Franklin is often portrayed as a brilliant experimentalist who for months failed to grasp the significance of her X-ray image of DNA. In this popular account, it took the genius of Watson to comprehend the image at a glance, in some kind of ‘eureka moment’. It was, so the story goes, three brilliant chaps who uncovered the philosopher’s stone of molecular biology.
In reality, a news article written by Joan Bruce in 1953, meant for publication in Time magazine, reveals that Franklin knew full well what the X-ray image implied. Her equal contribution to the research is also confirmed by a letter from one of Franklin’s colleagues to Crick.

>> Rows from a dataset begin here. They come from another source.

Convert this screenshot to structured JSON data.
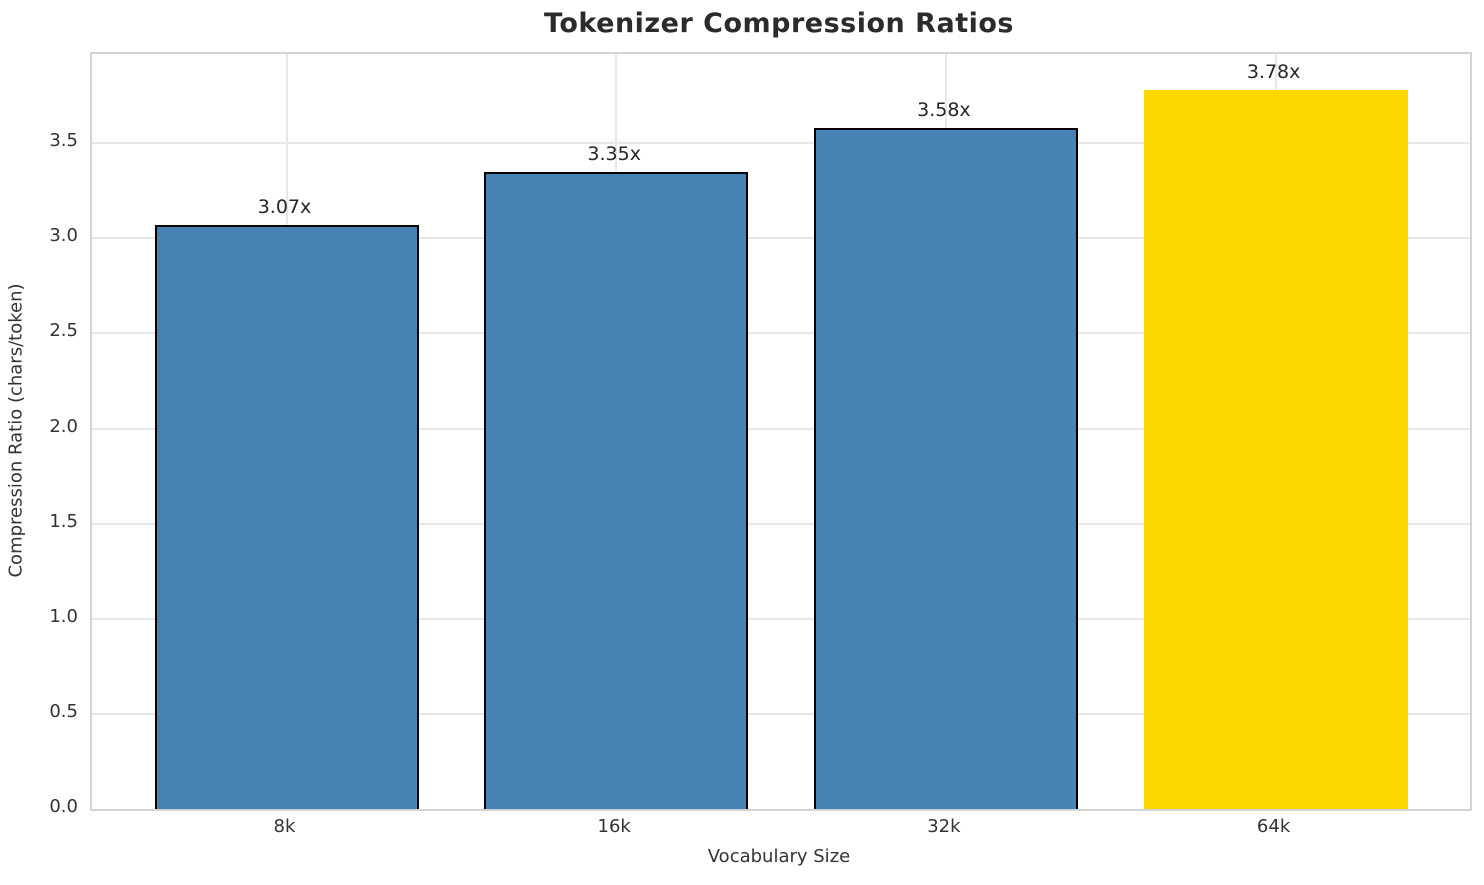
{
  "chart_data": {
    "type": "bar",
    "title": "Tokenizer Compression Ratios",
    "xlabel": "Vocabulary Size",
    "ylabel": "Compression Ratio (chars/token)",
    "categories": [
      "8k",
      "16k",
      "32k",
      "64k"
    ],
    "values": [
      3.07,
      3.35,
      3.58,
      3.78
    ],
    "value_labels": [
      "3.07x",
      "3.35x",
      "3.58x",
      "3.78x"
    ],
    "bar_colors": [
      "#4682B4",
      "#4682B4",
      "#4682B4",
      "#FFD700"
    ],
    "bar_edge_colors": [
      "#000000",
      "#000000",
      "#000000",
      "none"
    ],
    "highlighted_category": "64k",
    "yticks": [
      0.0,
      0.5,
      1.0,
      1.5,
      2.0,
      2.5,
      3.0,
      3.5
    ],
    "ytick_labels": [
      "0.0",
      "0.5",
      "1.0",
      "1.5",
      "2.0",
      "2.5",
      "3.0",
      "3.5"
    ],
    "ylim": [
      0,
      3.969
    ],
    "grid": true,
    "grid_color": "#e8e8e8",
    "spine_color": "#d4d4d4",
    "legend_position": "none"
  }
}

The story is outlined in a comment article1 in Nature by Matthew Cobb and Nathaniel Comfort, who say that Franklin was “an equal member of a quartet who solved the double helix”. Along with Wilkins, she was “one half of the team that articulated the scientific question, took important early steps towards a solution, provided crucial data and verified the result”.
Cobb and Comfort add that getting Franklin’s story right is crucial: “She was up against not just the routine sexism of the day, but also more subtle forms embedded in science — some of which are still present today.”
Matthew Cobb & Nathaniel Comfort, “What Rosalind Franklin truly contributed to the discovery of DNA’s structure”, Nature 616, 657 (2023).